One study from the University of Texas found that just having your phone nearby—face-down, silenced—reduces cognitive capacity. Your brain still devotes energy to not checking it. The more we let screens hijack our attention, the more disconnected we become—not just from work but from each other.
The Unselfish Move: Reclaiming Attention
What’s the alternative?
It’s not about shaming ourselves into never checking our phones. It’s about owning our attention again, moment by moment. The opposite of mindless distraction isn’t just “putting the phone away.” It’s presence. Engagement. Noticing what’s happening. It’s about breaking the habit loop—not through force, but through awareness.
The N.O.W. Practice for Compulsive Screen Use
If you’ve ever caught yourself reaching for your phone without even thinking about it, try this:
1. Notice the pull.
- The next time you feel the urge to check your phone, pause.
- Don’t judge it—just observe. Where do you feel it in your body?
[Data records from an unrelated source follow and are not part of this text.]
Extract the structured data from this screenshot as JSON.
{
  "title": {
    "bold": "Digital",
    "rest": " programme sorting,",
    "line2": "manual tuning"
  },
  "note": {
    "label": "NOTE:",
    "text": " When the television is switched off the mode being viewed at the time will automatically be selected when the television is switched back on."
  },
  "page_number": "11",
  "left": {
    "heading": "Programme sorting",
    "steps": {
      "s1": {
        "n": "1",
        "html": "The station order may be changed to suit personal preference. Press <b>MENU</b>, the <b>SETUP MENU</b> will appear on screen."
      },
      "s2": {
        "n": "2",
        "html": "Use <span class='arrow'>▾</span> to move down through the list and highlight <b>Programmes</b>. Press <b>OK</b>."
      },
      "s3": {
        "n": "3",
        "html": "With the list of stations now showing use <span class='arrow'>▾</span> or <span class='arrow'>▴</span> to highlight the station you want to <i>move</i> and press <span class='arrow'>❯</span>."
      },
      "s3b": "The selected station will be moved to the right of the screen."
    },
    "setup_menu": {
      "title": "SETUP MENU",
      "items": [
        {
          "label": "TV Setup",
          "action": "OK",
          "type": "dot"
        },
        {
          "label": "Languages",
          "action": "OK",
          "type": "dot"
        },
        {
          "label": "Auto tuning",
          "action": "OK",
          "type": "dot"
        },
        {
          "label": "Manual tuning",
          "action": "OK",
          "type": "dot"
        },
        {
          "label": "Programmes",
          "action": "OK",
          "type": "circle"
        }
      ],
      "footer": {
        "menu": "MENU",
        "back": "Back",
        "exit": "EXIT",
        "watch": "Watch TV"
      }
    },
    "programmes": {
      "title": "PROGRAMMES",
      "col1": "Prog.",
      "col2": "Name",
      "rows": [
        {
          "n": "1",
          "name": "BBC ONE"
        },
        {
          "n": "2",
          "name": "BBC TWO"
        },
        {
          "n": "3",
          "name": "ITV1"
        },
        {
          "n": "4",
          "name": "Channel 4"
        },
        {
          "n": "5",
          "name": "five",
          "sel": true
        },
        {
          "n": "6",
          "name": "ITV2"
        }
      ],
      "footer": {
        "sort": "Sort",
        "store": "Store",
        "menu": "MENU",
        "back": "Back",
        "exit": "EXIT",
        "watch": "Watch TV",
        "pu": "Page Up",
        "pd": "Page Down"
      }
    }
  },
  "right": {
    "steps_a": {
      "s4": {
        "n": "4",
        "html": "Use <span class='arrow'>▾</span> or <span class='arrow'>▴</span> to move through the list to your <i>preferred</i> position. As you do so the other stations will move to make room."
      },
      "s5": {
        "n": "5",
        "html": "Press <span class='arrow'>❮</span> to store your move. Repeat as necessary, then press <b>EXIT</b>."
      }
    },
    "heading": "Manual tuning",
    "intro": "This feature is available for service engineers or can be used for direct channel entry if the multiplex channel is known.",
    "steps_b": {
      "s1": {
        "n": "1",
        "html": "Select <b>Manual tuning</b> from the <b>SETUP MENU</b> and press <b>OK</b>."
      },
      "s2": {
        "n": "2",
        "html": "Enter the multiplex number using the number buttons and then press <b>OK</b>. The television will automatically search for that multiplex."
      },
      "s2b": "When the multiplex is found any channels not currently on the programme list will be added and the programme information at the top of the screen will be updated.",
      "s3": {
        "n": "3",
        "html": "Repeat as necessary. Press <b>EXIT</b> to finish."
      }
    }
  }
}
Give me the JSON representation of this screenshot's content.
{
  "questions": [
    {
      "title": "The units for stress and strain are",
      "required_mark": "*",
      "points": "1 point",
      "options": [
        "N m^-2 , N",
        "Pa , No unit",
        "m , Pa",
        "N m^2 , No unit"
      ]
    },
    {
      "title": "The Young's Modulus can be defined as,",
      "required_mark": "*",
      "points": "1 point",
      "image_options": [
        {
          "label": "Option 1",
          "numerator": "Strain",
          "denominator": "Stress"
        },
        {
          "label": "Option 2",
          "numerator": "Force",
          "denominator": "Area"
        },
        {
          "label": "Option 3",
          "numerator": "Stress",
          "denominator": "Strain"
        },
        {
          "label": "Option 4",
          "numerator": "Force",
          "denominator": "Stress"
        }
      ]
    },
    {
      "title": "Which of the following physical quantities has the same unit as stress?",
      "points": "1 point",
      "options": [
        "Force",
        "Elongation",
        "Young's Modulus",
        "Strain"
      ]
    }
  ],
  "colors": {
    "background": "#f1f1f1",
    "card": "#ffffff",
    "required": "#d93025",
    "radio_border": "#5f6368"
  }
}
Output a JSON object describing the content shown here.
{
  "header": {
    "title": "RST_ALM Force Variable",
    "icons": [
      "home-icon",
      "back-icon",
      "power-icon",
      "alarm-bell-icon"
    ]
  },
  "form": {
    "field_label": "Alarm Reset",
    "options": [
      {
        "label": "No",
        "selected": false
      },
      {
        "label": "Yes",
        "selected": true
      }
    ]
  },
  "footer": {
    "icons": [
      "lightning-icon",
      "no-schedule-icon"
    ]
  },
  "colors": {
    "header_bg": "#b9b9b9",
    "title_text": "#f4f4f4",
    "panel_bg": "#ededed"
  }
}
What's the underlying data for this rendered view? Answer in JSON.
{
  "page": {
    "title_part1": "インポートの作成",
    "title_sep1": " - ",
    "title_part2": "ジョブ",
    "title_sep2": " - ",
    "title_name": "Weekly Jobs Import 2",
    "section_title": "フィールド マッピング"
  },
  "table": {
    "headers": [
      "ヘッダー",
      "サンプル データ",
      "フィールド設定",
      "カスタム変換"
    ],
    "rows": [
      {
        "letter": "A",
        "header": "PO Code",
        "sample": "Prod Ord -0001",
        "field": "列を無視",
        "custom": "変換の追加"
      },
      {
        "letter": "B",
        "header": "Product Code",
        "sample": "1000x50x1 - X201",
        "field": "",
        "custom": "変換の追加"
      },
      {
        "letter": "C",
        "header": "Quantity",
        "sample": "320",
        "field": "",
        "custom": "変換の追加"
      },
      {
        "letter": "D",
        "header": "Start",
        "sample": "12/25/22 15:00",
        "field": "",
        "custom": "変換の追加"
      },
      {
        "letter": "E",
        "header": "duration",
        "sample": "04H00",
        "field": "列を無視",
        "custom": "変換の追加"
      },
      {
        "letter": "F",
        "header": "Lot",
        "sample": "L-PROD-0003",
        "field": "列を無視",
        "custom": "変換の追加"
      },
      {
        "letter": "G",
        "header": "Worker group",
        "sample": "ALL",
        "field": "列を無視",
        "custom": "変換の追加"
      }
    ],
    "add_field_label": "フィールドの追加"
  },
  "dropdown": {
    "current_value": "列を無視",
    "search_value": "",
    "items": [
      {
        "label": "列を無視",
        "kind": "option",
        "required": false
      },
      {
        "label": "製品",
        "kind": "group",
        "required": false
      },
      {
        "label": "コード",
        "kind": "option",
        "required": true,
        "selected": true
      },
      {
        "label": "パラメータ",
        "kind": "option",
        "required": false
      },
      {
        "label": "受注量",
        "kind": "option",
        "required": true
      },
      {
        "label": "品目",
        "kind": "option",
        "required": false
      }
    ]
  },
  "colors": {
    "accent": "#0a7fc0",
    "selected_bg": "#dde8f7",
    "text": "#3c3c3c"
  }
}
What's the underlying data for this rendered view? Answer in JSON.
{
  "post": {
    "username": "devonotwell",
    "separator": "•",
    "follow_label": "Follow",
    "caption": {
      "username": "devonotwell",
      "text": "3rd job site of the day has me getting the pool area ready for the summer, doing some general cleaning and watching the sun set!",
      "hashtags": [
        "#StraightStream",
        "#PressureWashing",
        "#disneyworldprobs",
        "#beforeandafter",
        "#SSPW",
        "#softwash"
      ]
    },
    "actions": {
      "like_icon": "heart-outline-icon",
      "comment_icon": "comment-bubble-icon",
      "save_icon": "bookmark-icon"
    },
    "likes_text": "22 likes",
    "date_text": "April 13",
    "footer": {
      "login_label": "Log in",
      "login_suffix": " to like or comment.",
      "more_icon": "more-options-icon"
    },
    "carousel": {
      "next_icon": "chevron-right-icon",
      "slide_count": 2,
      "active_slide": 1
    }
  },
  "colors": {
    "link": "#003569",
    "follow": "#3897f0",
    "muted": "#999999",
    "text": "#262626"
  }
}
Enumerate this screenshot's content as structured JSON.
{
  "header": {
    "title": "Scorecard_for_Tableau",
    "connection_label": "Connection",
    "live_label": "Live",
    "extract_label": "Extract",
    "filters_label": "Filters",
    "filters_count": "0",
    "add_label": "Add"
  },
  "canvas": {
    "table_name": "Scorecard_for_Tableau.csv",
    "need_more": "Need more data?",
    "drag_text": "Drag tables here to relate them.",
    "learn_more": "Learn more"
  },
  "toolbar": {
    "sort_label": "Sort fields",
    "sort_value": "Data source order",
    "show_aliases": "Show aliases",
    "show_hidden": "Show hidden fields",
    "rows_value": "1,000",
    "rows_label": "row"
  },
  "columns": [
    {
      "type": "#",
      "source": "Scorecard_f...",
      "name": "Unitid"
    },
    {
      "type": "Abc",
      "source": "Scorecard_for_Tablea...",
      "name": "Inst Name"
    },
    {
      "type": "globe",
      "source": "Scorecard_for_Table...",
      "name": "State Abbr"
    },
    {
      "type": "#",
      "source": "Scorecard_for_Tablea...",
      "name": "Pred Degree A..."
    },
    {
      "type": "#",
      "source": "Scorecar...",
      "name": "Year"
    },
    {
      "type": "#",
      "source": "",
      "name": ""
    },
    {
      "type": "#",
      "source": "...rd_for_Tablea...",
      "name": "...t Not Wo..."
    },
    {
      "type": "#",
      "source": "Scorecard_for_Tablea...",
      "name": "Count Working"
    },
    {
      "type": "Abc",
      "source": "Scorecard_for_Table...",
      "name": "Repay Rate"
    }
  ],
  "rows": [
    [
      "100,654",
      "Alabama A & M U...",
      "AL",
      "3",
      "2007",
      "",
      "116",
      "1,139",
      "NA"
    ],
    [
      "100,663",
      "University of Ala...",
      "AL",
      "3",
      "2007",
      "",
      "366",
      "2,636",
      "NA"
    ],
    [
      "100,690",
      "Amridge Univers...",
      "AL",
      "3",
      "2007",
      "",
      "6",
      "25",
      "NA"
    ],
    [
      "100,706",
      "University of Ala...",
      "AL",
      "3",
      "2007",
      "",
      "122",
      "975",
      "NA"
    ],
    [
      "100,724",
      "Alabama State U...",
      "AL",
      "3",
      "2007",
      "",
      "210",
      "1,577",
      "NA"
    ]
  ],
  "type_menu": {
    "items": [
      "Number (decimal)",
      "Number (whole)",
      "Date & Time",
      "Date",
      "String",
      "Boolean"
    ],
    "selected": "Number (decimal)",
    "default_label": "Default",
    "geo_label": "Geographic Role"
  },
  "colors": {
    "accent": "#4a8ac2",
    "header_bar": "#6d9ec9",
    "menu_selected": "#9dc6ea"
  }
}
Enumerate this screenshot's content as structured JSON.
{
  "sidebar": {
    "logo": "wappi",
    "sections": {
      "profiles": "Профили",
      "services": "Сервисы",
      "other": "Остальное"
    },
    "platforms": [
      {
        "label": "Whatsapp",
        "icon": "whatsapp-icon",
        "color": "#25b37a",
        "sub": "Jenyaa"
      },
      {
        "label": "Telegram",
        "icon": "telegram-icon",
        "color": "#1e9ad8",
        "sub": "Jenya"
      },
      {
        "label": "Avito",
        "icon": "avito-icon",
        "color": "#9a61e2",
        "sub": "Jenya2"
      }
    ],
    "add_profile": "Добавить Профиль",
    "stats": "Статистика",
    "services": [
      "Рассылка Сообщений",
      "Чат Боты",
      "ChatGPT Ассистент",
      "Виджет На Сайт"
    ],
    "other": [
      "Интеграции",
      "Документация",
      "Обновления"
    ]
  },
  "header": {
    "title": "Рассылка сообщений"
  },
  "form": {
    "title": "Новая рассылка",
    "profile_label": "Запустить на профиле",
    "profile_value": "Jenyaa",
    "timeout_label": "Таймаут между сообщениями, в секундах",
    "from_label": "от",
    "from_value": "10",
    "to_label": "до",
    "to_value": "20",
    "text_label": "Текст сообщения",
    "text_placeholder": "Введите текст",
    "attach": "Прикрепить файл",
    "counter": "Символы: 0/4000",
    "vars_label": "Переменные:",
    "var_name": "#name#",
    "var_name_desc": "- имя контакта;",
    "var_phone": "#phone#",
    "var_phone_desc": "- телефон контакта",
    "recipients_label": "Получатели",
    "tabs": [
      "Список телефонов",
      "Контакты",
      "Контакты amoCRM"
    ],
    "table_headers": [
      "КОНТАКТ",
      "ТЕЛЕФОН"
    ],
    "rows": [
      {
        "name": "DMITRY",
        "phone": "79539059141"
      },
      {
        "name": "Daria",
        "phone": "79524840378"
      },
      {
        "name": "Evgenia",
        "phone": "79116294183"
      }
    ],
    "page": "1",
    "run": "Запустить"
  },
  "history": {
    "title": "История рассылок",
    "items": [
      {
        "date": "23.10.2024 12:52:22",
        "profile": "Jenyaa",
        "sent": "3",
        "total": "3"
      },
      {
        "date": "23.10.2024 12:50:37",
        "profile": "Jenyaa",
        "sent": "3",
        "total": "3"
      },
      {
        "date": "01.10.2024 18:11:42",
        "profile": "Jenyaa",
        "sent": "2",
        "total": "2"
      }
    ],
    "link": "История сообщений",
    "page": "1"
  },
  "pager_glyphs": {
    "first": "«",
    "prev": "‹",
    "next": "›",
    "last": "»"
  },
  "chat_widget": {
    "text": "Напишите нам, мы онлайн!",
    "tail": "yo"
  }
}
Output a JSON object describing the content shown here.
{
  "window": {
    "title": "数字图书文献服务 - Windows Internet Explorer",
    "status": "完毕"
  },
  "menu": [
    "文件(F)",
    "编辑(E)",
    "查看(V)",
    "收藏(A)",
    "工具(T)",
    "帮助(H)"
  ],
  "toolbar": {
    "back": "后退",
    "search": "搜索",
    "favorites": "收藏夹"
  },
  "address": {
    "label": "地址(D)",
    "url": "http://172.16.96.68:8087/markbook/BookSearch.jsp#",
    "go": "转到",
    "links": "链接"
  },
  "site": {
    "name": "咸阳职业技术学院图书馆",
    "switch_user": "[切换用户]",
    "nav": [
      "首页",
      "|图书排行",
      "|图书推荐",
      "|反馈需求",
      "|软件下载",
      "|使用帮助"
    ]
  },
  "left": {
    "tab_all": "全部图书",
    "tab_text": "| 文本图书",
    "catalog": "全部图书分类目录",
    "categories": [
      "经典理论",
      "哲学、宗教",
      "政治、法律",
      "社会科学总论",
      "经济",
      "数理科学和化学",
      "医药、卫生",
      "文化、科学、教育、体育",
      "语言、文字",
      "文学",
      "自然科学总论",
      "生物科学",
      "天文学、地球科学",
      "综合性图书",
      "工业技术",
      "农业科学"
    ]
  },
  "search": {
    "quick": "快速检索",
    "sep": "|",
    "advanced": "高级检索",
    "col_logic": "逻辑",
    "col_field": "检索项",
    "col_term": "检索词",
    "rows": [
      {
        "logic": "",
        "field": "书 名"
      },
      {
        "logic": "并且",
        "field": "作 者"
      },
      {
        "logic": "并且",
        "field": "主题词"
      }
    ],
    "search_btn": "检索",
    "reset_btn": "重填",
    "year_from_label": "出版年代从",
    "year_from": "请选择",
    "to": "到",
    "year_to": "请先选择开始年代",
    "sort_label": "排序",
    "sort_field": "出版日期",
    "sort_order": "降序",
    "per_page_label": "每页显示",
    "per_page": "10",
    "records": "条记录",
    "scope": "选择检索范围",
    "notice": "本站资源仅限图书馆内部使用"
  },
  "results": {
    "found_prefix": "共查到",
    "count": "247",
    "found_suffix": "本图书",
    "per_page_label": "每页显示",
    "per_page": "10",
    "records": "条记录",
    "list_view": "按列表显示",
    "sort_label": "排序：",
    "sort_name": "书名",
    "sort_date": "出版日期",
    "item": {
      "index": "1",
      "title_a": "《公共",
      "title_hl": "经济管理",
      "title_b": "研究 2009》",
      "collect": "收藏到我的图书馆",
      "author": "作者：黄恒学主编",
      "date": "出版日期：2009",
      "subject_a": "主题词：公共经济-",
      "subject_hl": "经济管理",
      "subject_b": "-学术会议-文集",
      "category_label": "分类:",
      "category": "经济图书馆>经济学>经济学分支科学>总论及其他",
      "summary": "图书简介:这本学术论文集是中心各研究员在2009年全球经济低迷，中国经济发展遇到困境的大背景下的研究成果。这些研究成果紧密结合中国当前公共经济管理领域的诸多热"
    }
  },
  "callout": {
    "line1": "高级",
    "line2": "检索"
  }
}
What thoughts come up? Just notice the look and feel of the “pull” toward mindlessness.
2. Open to the raw experience.
- Instead of reacting, sit with the sensation.
- Maybe it’s boredom, restlessness, curiosity, FOMO.
- Feel it fully—without needing to make it go away.
3. Watch and wait.
- Stay with the feeling. It can be hard and feel wobbly. Stay with it!
- Like a wave, it will peak and then fade.
- After 30 seconds, ask yourself: Do I really need to check my phone right now?
Nine times out of ten, you won’t.
The Freedom of Attention
Imagine a life where your attention wasn’t being hijacked every five minutes.
Where you could sit with your partner and truly hear what they’re saying. Where you could focus on a project without the itch to check. Where your brain could rest, uninterrupted.
That’s not just a productivity hack. It’s an unselfish act. Because when you reclaim your attention, you’re not just freeing yourself—you’re showing up more fully for the world around you. “Oh yeah!” you might think. “I’m here in the family room with – you know – my son!”
And that? That’s owning a moment. That’s shifting from selfish to unselfish.
Your Turn
What’s your relationship with your phone like? Ever catch yourself mindlessly reaching for it? Try the N.O.W. practice and let me know what you notice!
References
Adrian F. Ward, Kristen Duke, Ayelet Gneezy, and Maarten W. Bos. (2017). Brain Drain: The Mere Presence of One’s Own Smartphone Reduces Available Cognitive Capacity. Journal of the Association for Consumer Research, 2:2, 140-154.
Choi, E., Carleton, E., Walsh, M., & Hancock, A. (2024). Mindfulness buffers the negative effects of social media overuse on work effort through state self-control during crisis: a daily diary study. Behaviour & Information Technology, 1–18.